What a treat! Thank you!!


----------



## emydura (Nov 23, 2020)

eds said:


> Unfortunately a lot of the rewinding efforts spoken about in the UK are headline grabbers rather than what really needs to be done, which is protecting habitats. Great stuff, exciting to see but not what really needs to happen first. It makes us feel like we're doing good things when actually wildlife numbers here are in free fall.
> 
> As an example, in the building of a new high speed rail line, the government has ploughed through a number of ancient woodlands that were supposed to be protected from any and all development. They have even tried transplanting the soil and some trees from them to new sites which again, is to catch a headline saying they're preserving them. There are lots more examples.
> 
> Hopefully the sea eagles will be as successful as the red kite reintroduction where they have spread as far as my home in Nottinghamshire from their enclave in South Wales. And hopefully enough people will let the beavers spreading in parts of the UK be when they start flooding farmers' fields and changing boundaries through their dam building!

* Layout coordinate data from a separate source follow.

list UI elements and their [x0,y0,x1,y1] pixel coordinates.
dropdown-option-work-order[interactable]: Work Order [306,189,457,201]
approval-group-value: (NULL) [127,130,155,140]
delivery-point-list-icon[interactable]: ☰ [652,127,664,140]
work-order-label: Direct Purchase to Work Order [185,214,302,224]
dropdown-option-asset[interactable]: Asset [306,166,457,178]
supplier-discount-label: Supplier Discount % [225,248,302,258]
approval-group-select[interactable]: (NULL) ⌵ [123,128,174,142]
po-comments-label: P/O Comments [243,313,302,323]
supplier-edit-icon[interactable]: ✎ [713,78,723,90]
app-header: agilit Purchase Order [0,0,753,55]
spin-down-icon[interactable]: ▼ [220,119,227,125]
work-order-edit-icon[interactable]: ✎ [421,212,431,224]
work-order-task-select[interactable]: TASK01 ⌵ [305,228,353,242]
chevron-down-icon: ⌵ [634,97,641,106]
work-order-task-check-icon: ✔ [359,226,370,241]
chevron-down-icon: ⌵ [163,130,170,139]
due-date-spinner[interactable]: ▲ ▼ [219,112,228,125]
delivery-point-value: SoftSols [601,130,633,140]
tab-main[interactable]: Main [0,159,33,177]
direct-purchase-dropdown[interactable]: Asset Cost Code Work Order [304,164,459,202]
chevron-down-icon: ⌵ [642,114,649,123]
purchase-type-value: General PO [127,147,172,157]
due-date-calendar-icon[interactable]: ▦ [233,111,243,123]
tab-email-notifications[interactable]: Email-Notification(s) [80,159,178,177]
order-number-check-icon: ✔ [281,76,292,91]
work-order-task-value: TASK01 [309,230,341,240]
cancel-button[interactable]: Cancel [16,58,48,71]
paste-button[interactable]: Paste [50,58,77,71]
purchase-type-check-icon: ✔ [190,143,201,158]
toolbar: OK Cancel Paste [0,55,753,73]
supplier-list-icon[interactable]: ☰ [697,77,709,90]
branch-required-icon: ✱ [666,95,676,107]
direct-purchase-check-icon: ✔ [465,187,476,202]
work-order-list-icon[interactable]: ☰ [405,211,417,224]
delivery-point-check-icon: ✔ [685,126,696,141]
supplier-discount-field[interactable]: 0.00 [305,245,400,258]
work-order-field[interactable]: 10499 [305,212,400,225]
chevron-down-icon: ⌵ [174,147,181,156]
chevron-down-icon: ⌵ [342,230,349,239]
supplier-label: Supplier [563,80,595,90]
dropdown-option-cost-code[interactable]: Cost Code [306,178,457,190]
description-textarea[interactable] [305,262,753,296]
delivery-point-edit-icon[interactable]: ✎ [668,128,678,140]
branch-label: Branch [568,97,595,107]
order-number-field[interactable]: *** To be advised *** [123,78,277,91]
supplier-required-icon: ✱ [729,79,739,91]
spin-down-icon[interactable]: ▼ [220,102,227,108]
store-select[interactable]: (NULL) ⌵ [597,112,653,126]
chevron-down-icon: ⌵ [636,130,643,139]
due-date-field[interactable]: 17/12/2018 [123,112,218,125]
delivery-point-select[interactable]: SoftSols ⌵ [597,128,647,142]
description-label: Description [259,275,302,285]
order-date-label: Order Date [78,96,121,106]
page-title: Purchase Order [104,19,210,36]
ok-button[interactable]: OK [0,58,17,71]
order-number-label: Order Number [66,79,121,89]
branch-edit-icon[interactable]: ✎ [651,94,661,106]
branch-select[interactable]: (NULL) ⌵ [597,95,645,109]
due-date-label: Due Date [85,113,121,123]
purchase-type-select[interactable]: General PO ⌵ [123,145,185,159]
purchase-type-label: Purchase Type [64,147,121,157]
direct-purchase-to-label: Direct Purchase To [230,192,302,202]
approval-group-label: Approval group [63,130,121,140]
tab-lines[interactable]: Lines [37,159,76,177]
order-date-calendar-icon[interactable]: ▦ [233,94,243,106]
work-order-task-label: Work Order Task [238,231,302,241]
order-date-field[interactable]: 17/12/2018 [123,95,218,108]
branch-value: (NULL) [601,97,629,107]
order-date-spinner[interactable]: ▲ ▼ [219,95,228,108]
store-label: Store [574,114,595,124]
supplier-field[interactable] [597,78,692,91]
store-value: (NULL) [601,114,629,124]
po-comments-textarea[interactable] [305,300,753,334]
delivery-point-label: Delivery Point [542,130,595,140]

Thanks Ed. That is one of the criticisms of the talk about introducing the Dalmatian Pelican. Until you restore large tracks of healthy wetlands, then there is not much point in bringing the pelicans back. Hopefully the talk about bringing these species back will incentivise governments to start restoring habitat which will have much wider benefits.

The Red Kite re-introduction is an incredible achievement. From 13 birds to 2000 pairs in 30 years is quite remarkable.


----------



## monocotman (Nov 23, 2020)

The Red kite story is quite amazing. When I was a student doing an MSc in Aberystwyth, mid wales, in the 80’s there were a few left in the hills above ten town but that was about it.
Now you see them everywhere and lots of people encourage them by feeding.
You can go to a farm in mid wales (gigrin) where they receive abattoir leftovers. Between 200 and 600 kites feed there every day. It’s quite a sight.


----------



## eds (Nov 23, 2020)

The first ones were seen over Nottingham a year and a bit ago and I saw my first from my office at work last year. Since then we've seen them over the garden at home a couple of times too. Hopefully in another year or two they might be breeding here - fingers crossed at some point we might have a pair breeding at the bottom of the garden along with the buzzards and sparrowhawks that nest in the trees there.


----------